Understood. And last very brief question also quite similar to a previous one. But here in the quarter isolated, very nice margin improvement, which seems to be driven by the gross margin. Would you say that, that is on an organic basis? Or is it that acquisitions included here in the quarter has been margin supportive, perhaps a bit difficult to quantify?
Yes, it is a bit difficult to quantify. But it's not like it's very driven by the new acquisitions, the last ones. Those are more of an average level of the group. So that is not driving the total. I think it's more of good work being done in many of the other business units. So it's more organic.
The next question comes from Karl Bokvist from ABG Sundal Collier.

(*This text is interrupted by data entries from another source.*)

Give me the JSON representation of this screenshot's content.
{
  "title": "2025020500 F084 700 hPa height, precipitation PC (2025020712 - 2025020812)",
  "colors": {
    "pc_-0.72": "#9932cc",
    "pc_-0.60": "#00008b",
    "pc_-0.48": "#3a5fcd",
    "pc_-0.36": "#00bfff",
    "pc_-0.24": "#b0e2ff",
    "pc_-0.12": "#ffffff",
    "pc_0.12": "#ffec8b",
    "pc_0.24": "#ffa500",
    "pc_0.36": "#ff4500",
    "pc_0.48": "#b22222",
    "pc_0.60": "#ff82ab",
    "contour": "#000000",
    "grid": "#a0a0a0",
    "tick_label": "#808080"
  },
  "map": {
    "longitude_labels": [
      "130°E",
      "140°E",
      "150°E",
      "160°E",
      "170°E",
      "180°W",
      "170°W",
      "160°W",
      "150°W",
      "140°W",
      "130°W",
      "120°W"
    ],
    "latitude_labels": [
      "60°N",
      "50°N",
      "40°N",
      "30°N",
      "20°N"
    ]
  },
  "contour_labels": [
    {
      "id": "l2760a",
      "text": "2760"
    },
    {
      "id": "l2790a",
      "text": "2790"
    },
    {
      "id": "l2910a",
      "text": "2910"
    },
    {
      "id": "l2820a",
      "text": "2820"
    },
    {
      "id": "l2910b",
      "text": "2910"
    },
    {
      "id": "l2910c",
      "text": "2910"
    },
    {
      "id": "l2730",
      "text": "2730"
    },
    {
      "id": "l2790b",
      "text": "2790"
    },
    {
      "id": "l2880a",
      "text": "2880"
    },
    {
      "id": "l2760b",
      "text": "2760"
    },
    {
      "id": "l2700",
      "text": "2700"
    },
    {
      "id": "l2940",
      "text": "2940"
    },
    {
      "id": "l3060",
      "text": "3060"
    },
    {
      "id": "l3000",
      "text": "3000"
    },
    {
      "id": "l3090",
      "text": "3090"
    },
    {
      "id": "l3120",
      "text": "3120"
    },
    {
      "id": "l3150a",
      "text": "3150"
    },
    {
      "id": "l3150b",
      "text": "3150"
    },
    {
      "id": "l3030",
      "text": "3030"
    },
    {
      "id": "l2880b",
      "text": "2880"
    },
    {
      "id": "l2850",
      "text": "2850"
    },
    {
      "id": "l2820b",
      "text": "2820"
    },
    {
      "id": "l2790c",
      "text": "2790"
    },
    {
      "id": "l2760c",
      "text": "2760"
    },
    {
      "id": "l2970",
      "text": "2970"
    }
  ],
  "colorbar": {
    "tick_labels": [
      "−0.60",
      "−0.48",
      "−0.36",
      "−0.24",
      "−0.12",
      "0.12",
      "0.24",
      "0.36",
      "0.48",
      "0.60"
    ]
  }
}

Most of my questions have been answered. So I just have 1, really, and it ties to the topic we discussed recently. And just when you look at the order books now, how would you assess the visibility into the second half? And the follow-up would be, you usually do provide a bit of flavor at least on order intake. And what can you say about that in this quarter?
I think what we said earlier on is that we've seen a slowdown in the market. We -- but we also see that it's marginal. We are talking about the 1, 2, 3 percentage points that we've been discussing all along here. It's -- but it is stable there on a group level, but it varies between the different businesses. and especially the ones related to the construction sector. So we see some weaknesses there, while others in Niche Products division, where we have a lot of dependencies and more also international business, that we see is holding up and building quite nicely. So it's really a very mixed picture.Generally speaking, we have an order book which is 3 to 4 months long, on average, but it varies quite a lot between the companies. Some are more hand to mouth, while others have long projects that have delivery times of 9 to 12 months. So it varies quite a lot. I think it is very hard to tell for anyone really what's going to happen during the fall. But as we see interest rates coming down, inflation rates coming down, I think that the willingness to invest will come back. And we also see that from requests from our customers, we see the level of requests are more, yes, picking up and also some more qualitative than before. And that is why I'm giving the comments like I am. Good. I think there were no written questions. So I think I'll thank everyone for taking the time. And Peter and I are always available if you have additional questions individually. We will look at those. But we'll keep in touch, and thank you for listening in, and have a good day.